The EU published proposals on Monday for reform of dispute settlement at the WTO that it has agreed with China, India and other countries, hoping to overcome U.S. objections voiced by President Donald Trump that have thrown the WTO into crisis.
EU Trade Commissioner Cecilia Malmstrom said the bloc and Japan had tried in vain to introduce the topic in trilateral talks with the United States.
“Lots of countries in the world are backing this. So please come, sit down and talk to us. That they haven’t done so far. Will that happen? Who knows,” Malmstrom told reporters on the sidelines of a trade conference in Brussels.
The WTO is scrambling to develop a plan for the biggest reform in its almost 24-year history after Trump brought the world’s top trade court to the brink of collapse by blocking appointments of its judges and threatening a U.S. withdrawal.
The EU is caught between the competing interests of the United States and China, currently engaged in a multi-billion dollar tariff conflict.
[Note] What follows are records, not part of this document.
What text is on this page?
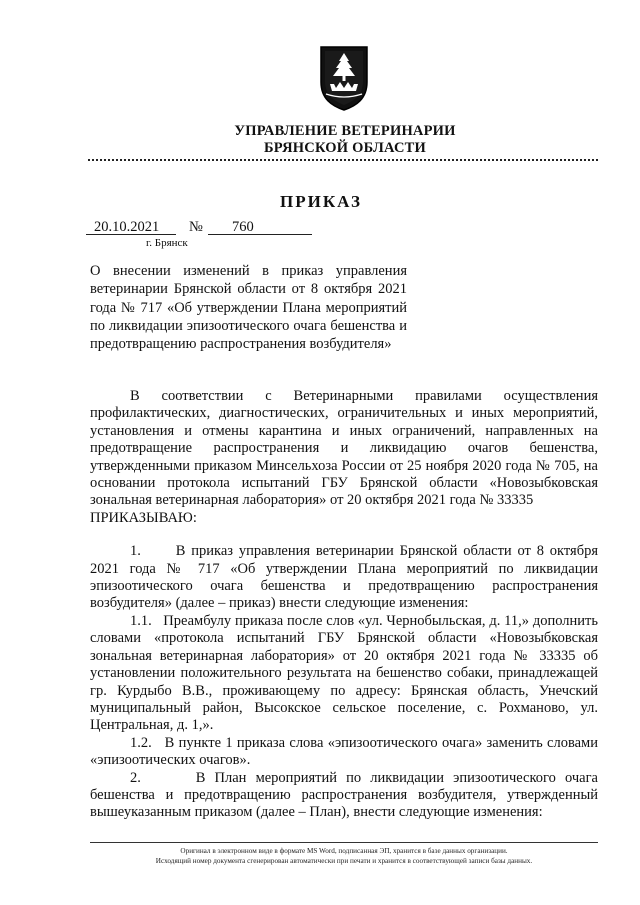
УПРАВЛЕНИЕ ВЕТЕРИНАРИИ
БРЯНСКОЙ ОБЛАСТИ
ПРИКАЗ
20.10.2021 № 760
г. Брянск
О внесении изменений в приказ управления ветеринарии Брянской области от 8 октября 2021 года № 717 «Об утверждении Плана мероприятий по ликвидации эпизоотического очага бешенства и предотвращению распространения возбудителя»

В соответствии с Ветеринарными правилами осуществления профилактических, диагностических, ограничительных и иных мероприятий, установления и отмены карантина и иных ограничений, направленных на предотвращение распространения и ликвидацию очагов бешенства, утвержденными приказом Минсельхоза России от 25 ноября 2020 года № 705, на основании протокола испытаний ГБУ Брянской области «Новозыбковская зональная ветеринарная лаборатория» от 20 октября 2021 года № 33335

ПРИКАЗЫВАЮ:

1.      В приказ управления ветеринарии Брянской области от 8 октября 2021 года № 717 «Об утверждении Плана мероприятий по ликвидации эпизоотического очага бешенства и предотвращению распространения возбудителя» (далее – приказ) внести следующие изменения:

1.1.   Преамбулу приказа после слов «ул. Чернобыльская, д. 11,» дополнить словами «протокола испытаний ГБУ Брянской области «Новозыбковская зональная ветеринарная лаборатория» от 20 октября 2021 года № 33335 об установлении положительного результата на бешенство собаки, принадлежащей гр. Курдыбо В.В., проживающему по адресу: Брянская область, Унечский муниципальный район, Высокское сельское поселение, с. Рохманово, ул. Центральная, д. 1,».

1.2.   В пункте 1 приказа слова «эпизоотического очага» заменить словами «эпизоотических очагов».

2.      В План мероприятий по ликвидации эпизоотического очага бешенства и предотвращению распространения возбудителя, утвержденный вышеуказанным приказом (далее – План), внести следующие изменения:

Оригинал в электронном виде в формате MS Word, подписанная ЭП, хранится в базе данных организации.
Исходящий номер документа сгенерирован автоматически при печати и хранится в соответствующей записи базы данных.
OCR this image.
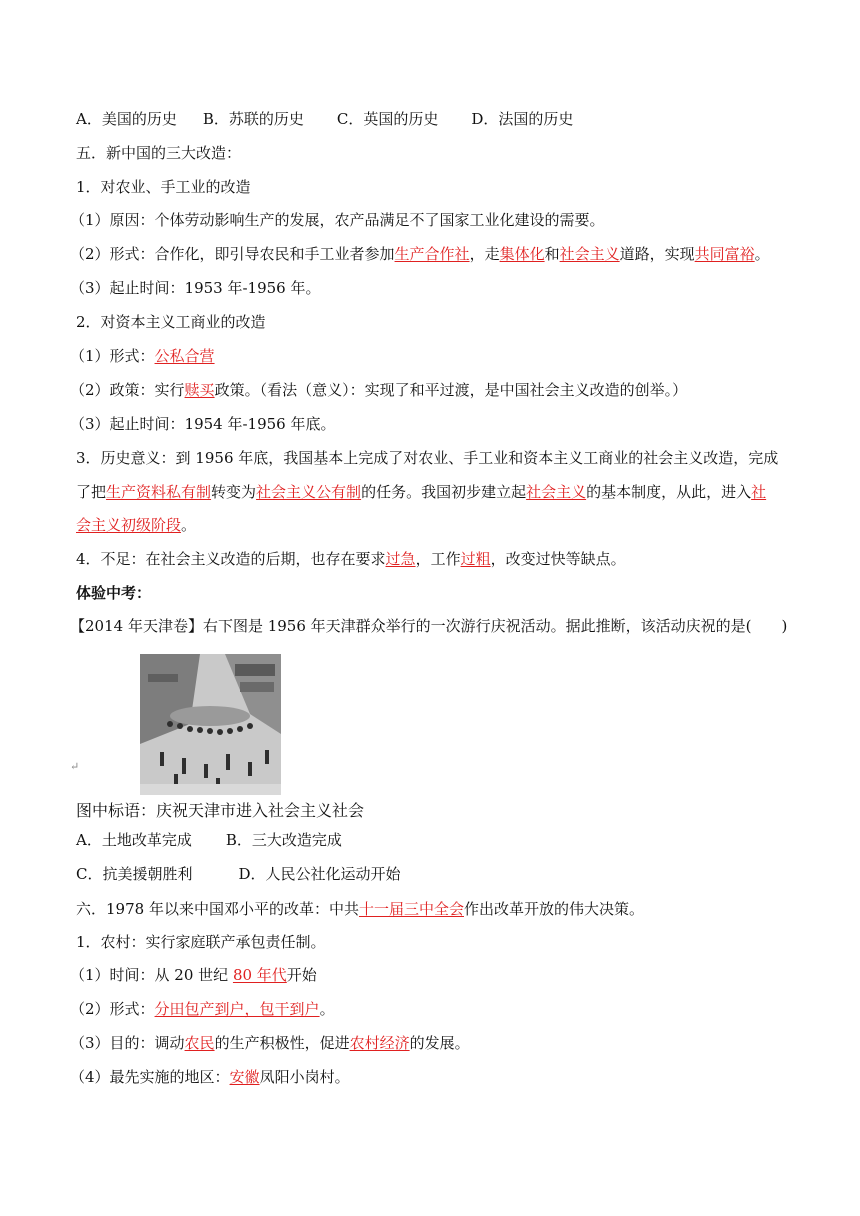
A．美国的历史 B．苏联的历史 C．英国的历史 D．法国的历史
五．新中国的三大改造：
1．对农业、手工业的改造
（1）原因：个体劳动影响生产的发展，农产品满足不了国家工业化建设的需要。
（2）形式：合作化，即引导农民和手工业者参加生产合作社，走集体化和社会主义道路，实现共同富裕。
（3）起止时间：1953 年-1956 年。
2．对资本主义工商业的改造
（1）形式：公私合营
（2）政策：实行赎买政策。（看法（意义）：实现了和平过渡，是中国社会主义改造的创举。）
（3）起止时间：1954 年-1956 年底。
3．历史意义：到 1956 年底，我国基本上完成了对农业、手工业和资本主义工商业的社会主义改造，完成
了把生产资料私有制转变为社会主义公有制的任务。我国初步建立起社会主义的基本制度，从此，进入社
会主义初级阶段。
4．不足：在社会主义改造的后期，也存在要求过急，工作过粗，改变过快等缺点。
体验中考：
【2014 年天津卷】右下图是 1956 年天津群众举行的一次游行庆祝活动。据此推断，该活动庆祝的是(　　)
↵
图中标语：庆祝天津市进入社会主义社会
A．土地改革完成 B．三大改造完成
C．抗美援朝胜利	D．人民公社化运动开始
六．1978 年以来中国邓小平的改革：中共十一届三中全会作出改革开放的伟大决策。
1．农村：实行家庭联产承包责任制。
（1）时间：从 20 世纪 80 年代开始
（2）形式：分田包产到户，包干到户。
（3）目的：调动农民的生产积极性，促进农村经济的发展。
（4）最先实施的地区：安徽凤阳小岗村。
Its trilateral talks with Japan and the United States have focused on a joint desire to change WTO rules to clamp down on market distortions, such as subsidies for state-owned firms and forced technology transfer, with China the clear target.
“If we don’t reform this in the WTO - and we do not expect China to just sign on the dotted line here and agree, but to engage - there will be others setting a level playing field outside the WTO and I’m not sure that is beneficial for China or the rest of the world,” Malmstrom said.
Washington, said Malmstrom, was at least taking part in discussion on this aspect of WTO reform.
“It is constructive. They are not pretending. I think they think it’s meaningful,” she said, adding that trying to force China to change through a trade war with massive tariffs would not work.
Malmstrom expressed hope that the G20 summit in Argentina on Friday and Saturday, when Trump and Chinese President Xi Jinping are to meet, would ease global trade tensions.
“It would be good for the whole world if they de-escalated a little bit,” she said.
“Then somehow it will have to be, possibly not in Buenos Aires but at some time, they will have to negotiate some way forward and we might not like those results, but I can’t speculate on that.”